The Camp David Accords would be annulled, Egypt would be free to expand its army, Israel’s blockade on Gaza would no longer be effective and the Palestinians would be greatly emboldened to launch a Third Intifada, which, according to Palestinian Prime Minister Salam Fayyad, is currently being considered.

Returning to the duplicitous propaganda of Washington and Tel Aviv, this is nothing but a good policeman, bad policeman play with a dual purpose. You can just imagine the American public’s uproar if Obama initiated a new major war that would endanger US bases throughout the region, send petrol prices through the roof and further dent the economy when a rising number of Americans are surviving on food stamps.

Even if Obama were that foolhardy—perhaps in the belief that becoming a war president would revive his popularity—he can forget about going the UN route because Iran’s trading partners Russia and China would use their vetoes. Hence, the contrived public spat between Obama and Netanyahu.

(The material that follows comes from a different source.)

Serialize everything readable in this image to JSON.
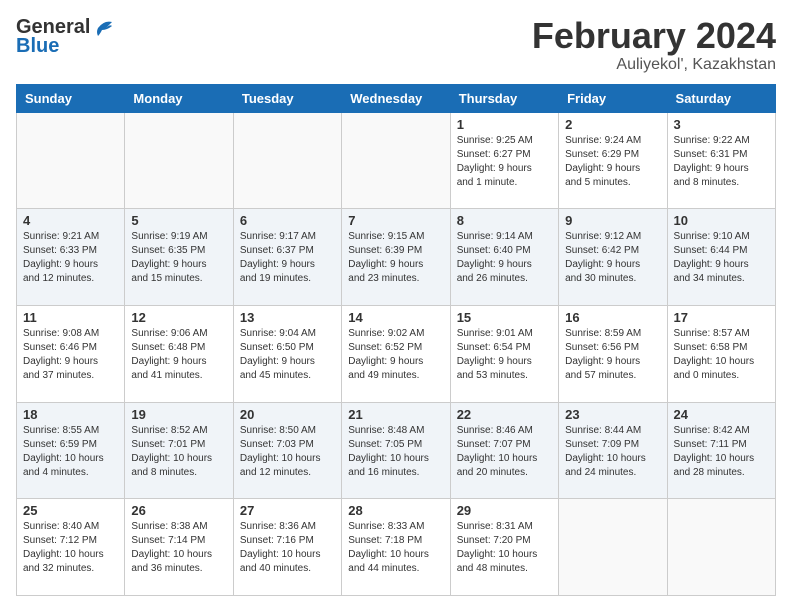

In reality, the conflict is already raging, beginning with the Stuxnet and Duqu viruses that have infected Iranian computers, the assassination of four Iranian nuclear scientists, the explosion at an Iranian Revolutionary Guards military base and US and EU anti-Iranian sanctions targeting Iran’s oil industry and banking.

For its part, Iran has terminated oil exports to the UK and France, has carried out a series of military and naval exercises in the Gulf region and has threatened to close the Strait of Hormuz to shipping.

The temperature has risen so high that the Deputy Chief of Iran’s Armed Forces, General Mohammad Hejazi, warned, “Our strategy now is that if we feel our enemies want to endanger Iran’s national interests . . . we will act without waiting for their actions.” An Iranian first strike would play right into US/Israeli hands.

One thing is sure: if Israel does strike Iran, the US will act in tandem; at the very least, it will supply Israel with every logistical requirement. More likely, the two allies will go for gold, together taking out as many Iranian nuclear facilities as they can.

Obama can then tell his compatriots and the world that he did his best to stop Netanyahu in his tracks but, when push came to shove, he had to ensure the survival of the Jewish State.